E’ così bello, è così comodo, è vero? è così comodo! La libertà c’è, si vive in regime di libertà. C’è altre cose da fare che interessarsi di politica! Eh, lo so anche io, ci sono…Il mondo è così bello vero? Ci sono tante cose belle da vedere, da godere, oltre che occuparsi di politica!

E la politica non è una piacevole cosa: Però la libertà è come l’aria. Ci si accorge di quanto vale quando comincia a mancare, quando si sente quel senso di asfissia che gli uomini della mia generazione hanno sentito per vent’anni e che io auguro a voi giovani di non sentire mai. E vi auguro di non trovarvi mai a sentire questo senso di angoscia in quanto vi auguro di riuscire a creare voi le condizioni perché questo senso di angoscia non lo dobbiate provare mai ricordandovi ogni giorno che sulla libertà bisogna vigilare, vigilare dando il proprio contributo alla vita politica…

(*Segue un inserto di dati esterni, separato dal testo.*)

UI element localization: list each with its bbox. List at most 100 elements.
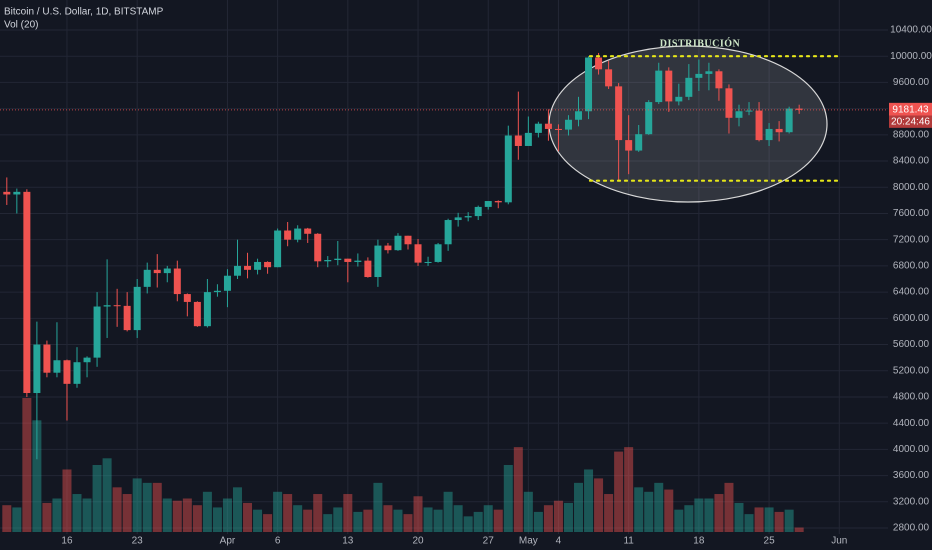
candle-body: [334, 258, 342, 260]
volume-bar: [744, 514, 754, 532]
volume-bar: [694, 498, 704, 532]
candle-body: [715, 71, 723, 89]
candle-body: [645, 102, 653, 135]
candle-body: [785, 108, 793, 133]
volume-bar: [232, 487, 242, 532]
candle-body: [595, 57, 603, 70]
volume-bar: [644, 491, 654, 532]
volume-bar: [794, 527, 804, 532]
candle-body: [73, 362, 81, 384]
volume-bar: [664, 489, 674, 532]
volume-bar: [202, 491, 212, 532]
volume-bar: [654, 482, 664, 532]
volume-bar: [263, 514, 273, 532]
candle-body: [504, 135, 512, 203]
candle-body: [534, 123, 542, 133]
candle-body: [745, 110, 753, 112]
candle-body: [294, 228, 302, 240]
volume-bar: [273, 491, 283, 532]
y-tick-label: 3200.00: [893, 496, 930, 507]
volume-bar: [42, 502, 52, 532]
candle-body: [755, 110, 763, 141]
volume-bar: [373, 482, 383, 532]
volume-bar: [784, 509, 794, 532]
countdown-label: 20:24:46: [891, 116, 930, 127]
volume-bar: [403, 514, 413, 532]
volume-bar: [182, 498, 192, 532]
volume-bar: [152, 482, 162, 532]
candle-body: [454, 217, 462, 221]
volume-bar: [413, 496, 423, 532]
y-tick-label: 6000.00: [893, 313, 930, 324]
volume-bar: [102, 458, 112, 532]
candle-body: [725, 88, 733, 118]
x-tick-label: May: [519, 536, 538, 547]
volume-bar: [323, 514, 333, 532]
candle-body: [223, 275, 231, 291]
candle-body: [274, 230, 282, 268]
candle-body: [775, 128, 783, 133]
volume-bar: [112, 487, 122, 532]
price-badge-label: 9181.43: [892, 104, 929, 115]
x-tick-label: 27: [483, 536, 495, 547]
volume-bar: [162, 498, 172, 532]
candle-body: [695, 73, 703, 78]
candle-body: [374, 245, 382, 278]
y-tick-label: 8400.00: [893, 156, 930, 167]
candle-body: [203, 292, 211, 327]
candle-body: [665, 70, 673, 102]
candle-body: [795, 108, 803, 110]
countdown-badge: [889, 115, 932, 128]
candle-body: [735, 111, 743, 118]
volume-bar: [313, 494, 323, 532]
volume-bar: [293, 505, 303, 532]
candle-body: [233, 265, 241, 276]
candle-body: [434, 244, 442, 262]
volume-bar: [604, 494, 614, 532]
volume-bar: [594, 478, 604, 532]
volume-bar: [624, 447, 634, 532]
candle-body: [494, 201, 502, 203]
candle-body: [464, 216, 472, 218]
candle-body: [655, 70, 663, 103]
volume-bar: [433, 509, 443, 532]
x-tick-label: Apr: [220, 536, 236, 547]
volume-bar: [754, 507, 764, 532]
volume-bar: [363, 509, 373, 532]
y-tick-label: 4400.00: [893, 418, 930, 429]
volume-bar: [72, 494, 82, 532]
volume-bar: [52, 498, 62, 532]
marks: [0, 52, 888, 532]
candle-body: [304, 228, 312, 234]
volume-bar: [563, 502, 573, 532]
volume-bar: [684, 505, 694, 532]
y-tick-label: 5200.00: [893, 365, 930, 376]
volume-bar: [343, 494, 353, 532]
volume-bar: [734, 502, 744, 532]
candle-body: [173, 268, 181, 295]
price-badge: [889, 102, 932, 116]
volume-bar: [353, 511, 363, 532]
x-tick-label: 13: [342, 536, 354, 547]
candle-body: [444, 220, 452, 245]
candle-body: [63, 360, 71, 384]
candle-body: [615, 86, 623, 141]
x-tick-label: 25: [764, 536, 776, 547]
volume-bar: [243, 502, 253, 532]
y-tick-label: 6400.00: [893, 287, 930, 298]
x-tick-label: 18: [693, 536, 705, 547]
y-tick-label: 10000.00: [890, 51, 932, 62]
chart-title: Bitcoin / U.S. Dollar, 1D, BITSTAMP: [4, 7, 164, 18]
volume-bar: [22, 398, 32, 532]
y-tick-label: 6800.00: [893, 261, 930, 272]
x-tick-label: 6: [275, 536, 281, 547]
annotation-text: DISTRIBUCIÓN: [660, 37, 741, 49]
candle-body: [705, 71, 713, 74]
candle-body: [404, 235, 412, 245]
candle-body: [585, 57, 593, 112]
y-tick-label: 4800.00: [893, 392, 930, 403]
candle-body: [474, 206, 482, 217]
candle-body: [605, 69, 613, 87]
candle-body: [564, 119, 572, 130]
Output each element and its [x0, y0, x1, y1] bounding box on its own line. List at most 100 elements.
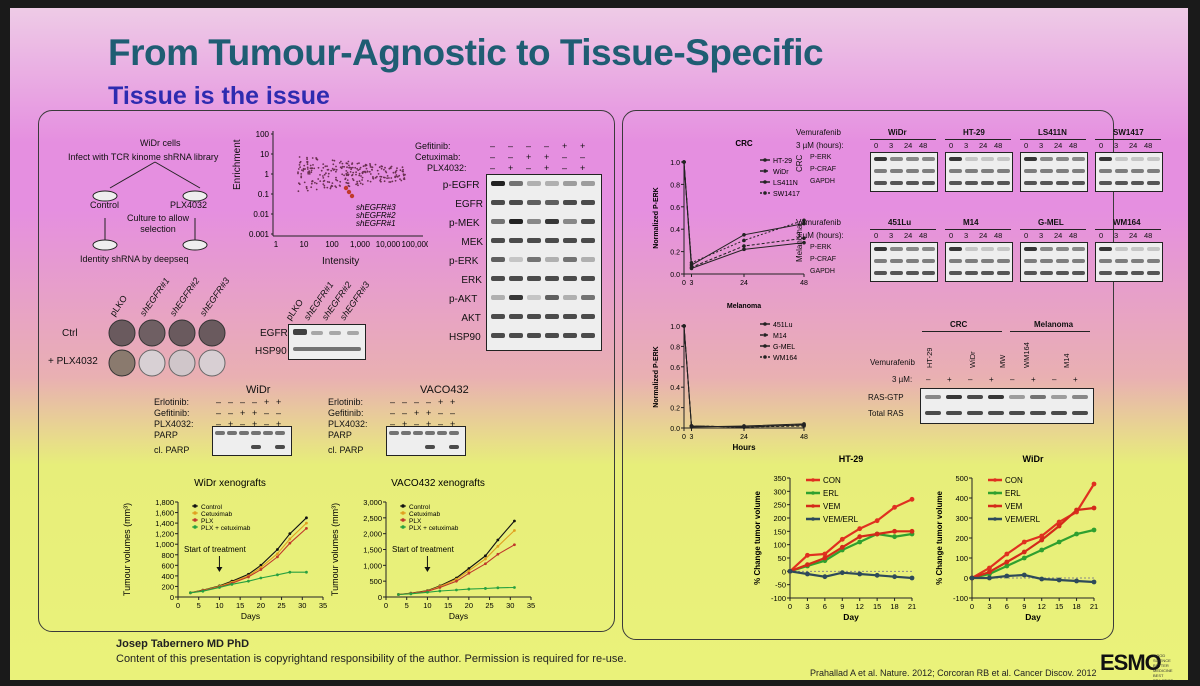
parp-condition-label: Gefitinib:	[154, 408, 190, 418]
gapdh-band	[1099, 271, 1112, 275]
blot-row-label: GAPDH	[810, 268, 835, 275]
perk-band	[1072, 247, 1085, 251]
y-axis-label: Tumour volumes (mm³)	[122, 503, 132, 596]
y-tick-label: 500	[955, 474, 968, 483]
legend-label: Cetuximab	[409, 511, 440, 518]
scatter-point	[335, 168, 338, 171]
esmo-logo: ESMO	[1100, 650, 1162, 675]
legend-marker	[763, 322, 767, 326]
parp-band	[239, 431, 249, 435]
parp-band	[263, 431, 273, 435]
ras-dose-label: 3 µM:	[892, 375, 913, 384]
scatter-point	[339, 180, 342, 183]
parp-condition-value: –	[438, 419, 444, 429]
data-point	[484, 554, 487, 558]
parp-condition-value: +	[252, 408, 258, 418]
chart-title: WiDr	[1023, 454, 1044, 464]
gapdh-band	[949, 181, 962, 185]
series-line	[789, 532, 913, 573]
scatter-point	[319, 180, 322, 182]
scatter-point	[331, 159, 334, 162]
data-point	[987, 565, 992, 571]
pcraf-band	[981, 259, 994, 263]
scatter-point	[386, 175, 389, 177]
parp-band	[215, 431, 225, 435]
scatter-point	[361, 179, 363, 181]
condition-value: –	[490, 163, 496, 173]
x-tick-label: 12	[1038, 602, 1046, 611]
parp-band	[251, 431, 261, 435]
data-point	[909, 528, 915, 534]
condition-value: +	[544, 152, 550, 162]
blot-row-label: P-ERK	[810, 154, 832, 161]
parp-condition-label: Gefitinib:	[328, 408, 364, 418]
data-point	[1091, 579, 1097, 585]
data-point	[259, 563, 263, 567]
ras-gtp-band	[988, 395, 1004, 399]
perk-band	[1099, 247, 1112, 251]
data-point	[909, 575, 915, 581]
pcraf-band	[1131, 169, 1144, 173]
scatter-point	[330, 169, 333, 172]
y-tick-label: 400	[161, 572, 174, 581]
data-point	[689, 266, 694, 271]
scatter-point	[369, 163, 371, 165]
left-panel	[38, 110, 615, 632]
scatter-point	[326, 186, 329, 189]
condition-value: –	[526, 141, 532, 151]
scatter-point	[347, 182, 350, 185]
y-tick-label: 0.6	[670, 365, 680, 372]
time-point: 3	[1039, 141, 1044, 150]
parp-condition-value: –	[228, 397, 234, 407]
scatter-point	[360, 175, 362, 177]
blot-band	[509, 257, 523, 262]
x-tick-label: 18	[890, 602, 898, 611]
ras-dose-value: –	[968, 375, 973, 384]
y-tick-label: 200	[161, 582, 174, 591]
pcraf-band	[1131, 259, 1144, 263]
scatter-point	[358, 180, 361, 183]
legend-marker	[993, 478, 997, 482]
ras-row-label: RAS-GTP	[868, 393, 904, 402]
scatter-plot: 100 10 1 0.1 0.01 0.001 1 10 100 1,000 10,000 100,…	[249, 130, 428, 249]
condition-label: PLX4032:	[427, 163, 467, 173]
blot-row-label: MEK	[461, 237, 484, 248]
blot-band	[527, 181, 541, 186]
gapdh-band	[1099, 181, 1112, 185]
gapdh-band	[965, 271, 978, 275]
pcraf-band	[1147, 259, 1160, 263]
parp-condition-value: –	[252, 397, 258, 407]
data-point	[742, 233, 746, 237]
data-point	[742, 247, 746, 252]
scatter-ytick: 0.1	[258, 190, 270, 199]
scatter-point	[399, 169, 402, 172]
pcraf-band	[1056, 169, 1069, 173]
scatter-point	[312, 164, 314, 166]
gapdh-band	[997, 271, 1010, 275]
time-label: 3 µM (hours):	[796, 141, 844, 150]
ras-dose-value: +	[947, 375, 952, 384]
data-point	[1004, 563, 1010, 569]
gapdh-band	[981, 181, 994, 185]
data-point	[689, 261, 694, 265]
author-name: Josep Tabernero MD PhD	[116, 638, 250, 650]
parp-condition-label: Erlotinib:	[154, 397, 190, 407]
blot-row-label: EGFR	[455, 199, 483, 210]
scatter-point	[392, 171, 395, 174]
legend-marker	[401, 504, 405, 508]
data-point	[247, 575, 250, 579]
pcraf-band	[874, 259, 887, 263]
condition-value: +	[544, 163, 550, 173]
perk-band	[1099, 157, 1112, 161]
cell-line-label: LS411N	[1038, 128, 1067, 137]
data-point	[909, 496, 915, 502]
ras-gtp-band	[925, 395, 941, 399]
scatter-point	[323, 173, 326, 176]
x-tick-label: 0	[970, 602, 974, 611]
data-point	[305, 570, 308, 574]
legend-marker	[193, 525, 197, 529]
time-point: 0	[874, 141, 879, 150]
y-tick-label: 0.4	[670, 385, 680, 392]
scatter-point	[391, 180, 394, 183]
scatter-point	[362, 165, 365, 168]
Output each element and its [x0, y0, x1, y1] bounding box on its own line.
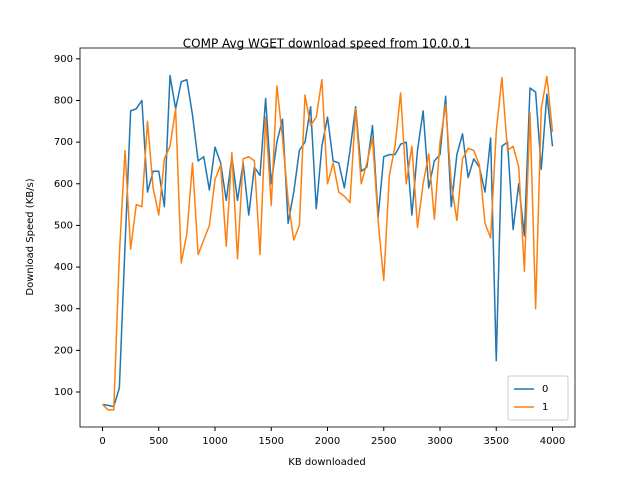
y-tick-label: 200	[54, 345, 73, 356]
x-tick-label: 4000	[540, 436, 565, 447]
series-line	[101, 75, 554, 411]
y-tick-label: 700	[54, 137, 73, 148]
y-tick-label: 600	[54, 179, 73, 190]
series-line	[102, 74, 554, 408]
x-tick-label: 1500	[259, 436, 284, 447]
x-tick-label: 3000	[427, 436, 452, 447]
x-tick-label: 2000	[315, 436, 340, 447]
axes-frame	[79, 47, 576, 428]
legend-box	[507, 375, 569, 421]
x-tick-label: 2500	[371, 436, 396, 447]
x-tick-label: 500	[149, 436, 168, 447]
legend-label: 1	[542, 402, 548, 413]
y-tick-label: 300	[54, 304, 73, 315]
y-tick-label: 400	[54, 262, 73, 273]
x-tick-label: 0	[99, 436, 105, 447]
x-tick-label: 3500	[484, 436, 509, 447]
y-tick-label: 800	[54, 95, 73, 106]
y-tick-label: 500	[54, 220, 73, 231]
legend-label: 0	[542, 384, 548, 395]
x-tick-label: 1000	[202, 436, 227, 447]
y-axis-label: Download Speed (KB/s)	[25, 178, 36, 295]
y-tick-label: 100	[54, 387, 73, 398]
y-tick-label: 900	[54, 54, 73, 65]
chart-title: COMP Avg WGET download speed from 10.0.0…	[183, 37, 471, 51]
x-axis-label: KB downloaded	[288, 457, 365, 468]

Quindi voi giovani alla Costituzione dovete dare il vostro spirito, la vostra gioventù, farla vivere, sentirla come vostra, metteteci dentro il senso civico, la coscienza civica, rendersi conto (questa è una delle gioie della vita), rendersi conto che nessuno di noi nel mondo non è solo, non è solo, che siamo in più, che siamo parte, parte di un tutto, un tutto nei limiti dell’Italia e del mondo. Ora, vedete, io ho poco altro da dirvi. In questa Costituzione c’è dentro tutta la nostra storia, tutto il nostro passato, tutti i nostri dolori, tutte le nostre sciagure, le nostre glorie. Sono tutti sfociati qui in questi articoli e, a sapere intendere, dietro questi articoli ci si sentono delle voci lontane… E quando io leggo nell’art. 2 “l’adempimento dei doveri inderogabili di solidarietà politica, economica e sociale”; o quando leggo nell’articolo 11: “L’Italia ripudia la guerra come strumento di offesa alla libertà degli altri popoli”, la patria italiana in mezzo alle altre patrie…ma questo è Mazzini! Questa è la voce di Mazzini! O quando io leggo nell’art. 8: “tutte le confessioni religiose sono egualmente libere davanti alla legge”, ma questo è Cavour! O quando io leggo nell’art. 5: “la Repubblica, una e indivisibile, riconosce e promuove le autonomie locali”, ma questo è Cattaneo!; o quando nell’art. 53 io leggo a proposito delle forze armate: “l’ordinamento delle forze armate si informa allo spirito democratico della Repubblica”, esercito di popolo; ma questo è Garibaldi! E quando leggo nell’art. 27: “non è ammessa la pena di morte”, ma questo, o studenti milanesi, è Beccarla! Grandi voci lontane, grandi nomi lontani…

Ma ci sono anche umili voci, voci recenti! Quanto sangue, quanto dolore per arrivare a questa Costituzione!Dietro ad ogni articolo di questa Costituzione, o giovani, voi dovete vedere giovani come voi caduti combattendo, fucilati, impiccati, torturati, morti di fame nei campi di concentramento, morti in Russia, morti in Africa, morti per le strade di Milano, per le strade di Firenze, che hanno dato la vita perché la libertà e la giustizia potessero essere scritte su questa carta, Quindi, quando vi ho detto che questa è una carta morta, no, non è una carta morta, è un testamento, un testamento di centomila morti. Se voi volete andare in pellegrinaggio nel luogo dove è nata la nostra Costituzione, andate nelle montagne dove caddero i partigiani, nelle carceri dove furono imprigionati, nei campi dove furono impiccati, dovunque è morto un italiano per riscattare la libertà e la dignità, andate lì o giovani, col pensiero, perché lì è nata la nostra Costituzione.